Meigs was re-elected for a second term on Oct. 13, 1812, over Thomas Scott. Although the power of early Ohio governors was strictly limited, Gov. Meigs provided leadership in the War of 1812 by recruiting 1,200 state militia and providing supplies and weapons for the U.S. Army. Under the leadership of Gen. William Hull, the army was badly defeated by the British at Detroit, Mich. This defeat left the Ohio frontier unprotected. Meigs rapidly provided for the defense of the frontier settlements by appealing for volunteers, constructing blockhouses and distributing arms.
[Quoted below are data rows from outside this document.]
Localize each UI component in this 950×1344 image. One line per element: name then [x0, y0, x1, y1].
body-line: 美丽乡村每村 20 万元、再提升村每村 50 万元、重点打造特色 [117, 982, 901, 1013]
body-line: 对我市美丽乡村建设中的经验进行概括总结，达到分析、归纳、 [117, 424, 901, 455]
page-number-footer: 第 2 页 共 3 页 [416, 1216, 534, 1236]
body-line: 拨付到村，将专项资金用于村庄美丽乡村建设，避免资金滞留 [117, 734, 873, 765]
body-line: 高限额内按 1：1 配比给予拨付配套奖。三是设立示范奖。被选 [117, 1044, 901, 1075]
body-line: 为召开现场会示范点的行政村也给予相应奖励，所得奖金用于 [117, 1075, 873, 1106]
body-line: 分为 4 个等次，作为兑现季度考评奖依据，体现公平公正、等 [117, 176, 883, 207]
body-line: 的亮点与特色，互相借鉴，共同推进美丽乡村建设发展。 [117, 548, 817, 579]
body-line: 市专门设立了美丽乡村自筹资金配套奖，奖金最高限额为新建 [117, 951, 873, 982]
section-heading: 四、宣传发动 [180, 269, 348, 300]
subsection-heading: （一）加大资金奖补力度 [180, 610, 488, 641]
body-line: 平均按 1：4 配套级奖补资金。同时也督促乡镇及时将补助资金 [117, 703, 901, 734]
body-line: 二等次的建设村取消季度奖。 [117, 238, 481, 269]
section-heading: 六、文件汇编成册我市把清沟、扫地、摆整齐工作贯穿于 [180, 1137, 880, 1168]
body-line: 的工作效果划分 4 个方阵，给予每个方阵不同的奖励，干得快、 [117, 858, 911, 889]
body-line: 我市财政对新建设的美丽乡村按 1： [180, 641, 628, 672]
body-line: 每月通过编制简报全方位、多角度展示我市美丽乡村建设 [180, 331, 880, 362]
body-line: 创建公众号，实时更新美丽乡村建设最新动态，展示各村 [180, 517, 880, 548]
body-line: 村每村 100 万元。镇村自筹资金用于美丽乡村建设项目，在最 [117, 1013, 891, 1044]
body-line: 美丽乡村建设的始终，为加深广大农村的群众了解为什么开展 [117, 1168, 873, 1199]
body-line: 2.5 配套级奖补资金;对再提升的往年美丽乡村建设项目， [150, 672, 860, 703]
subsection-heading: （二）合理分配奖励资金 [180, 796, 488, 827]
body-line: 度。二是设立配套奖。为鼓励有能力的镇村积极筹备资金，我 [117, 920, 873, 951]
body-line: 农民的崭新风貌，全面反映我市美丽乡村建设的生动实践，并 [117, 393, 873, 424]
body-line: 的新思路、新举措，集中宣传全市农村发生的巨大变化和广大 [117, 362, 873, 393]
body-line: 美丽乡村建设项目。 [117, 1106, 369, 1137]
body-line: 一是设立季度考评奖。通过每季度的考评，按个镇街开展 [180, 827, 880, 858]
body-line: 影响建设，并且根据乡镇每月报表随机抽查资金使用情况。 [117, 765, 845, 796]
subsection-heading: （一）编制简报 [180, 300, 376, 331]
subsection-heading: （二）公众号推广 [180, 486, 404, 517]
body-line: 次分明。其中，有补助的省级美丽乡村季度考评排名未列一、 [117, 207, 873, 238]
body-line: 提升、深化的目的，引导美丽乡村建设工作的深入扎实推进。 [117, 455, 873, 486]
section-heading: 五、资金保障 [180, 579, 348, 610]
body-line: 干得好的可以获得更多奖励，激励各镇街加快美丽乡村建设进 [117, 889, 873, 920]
In recognition of his war services, President James Madison nominated Meigs to be postmaster general on Feb. 24, 1814. The Senate confirmed and commissioned his appointment on March 17, 1814, and after resigning as governor, he began his duties in Washington, D.C., on April 11, 1814, continuing to serve at the request of President James Monroe in 1816. Meigs managed a period of rapid expansion of the postal system: the number of post offices doubled from 2,437 in 1810 to 4,834 in 1823, and the number of letters doubled from about 4 million to 8 million. Meigs served as postmaster general until June 30, 1823, resigning due to ill health.
In 1788, Meigs married Sophia Wright and they had one daughter, Mary. After resigning as postmaster general, Meigs returned to Marietta, where he died March 29, 1825. He is buried in Mound Cemetery, where his grave is marked by a monument bearing a long inscription reciting his public services and family devotion. Sophia Meigs died Nov. 18, 1838 and is buried next to her husband.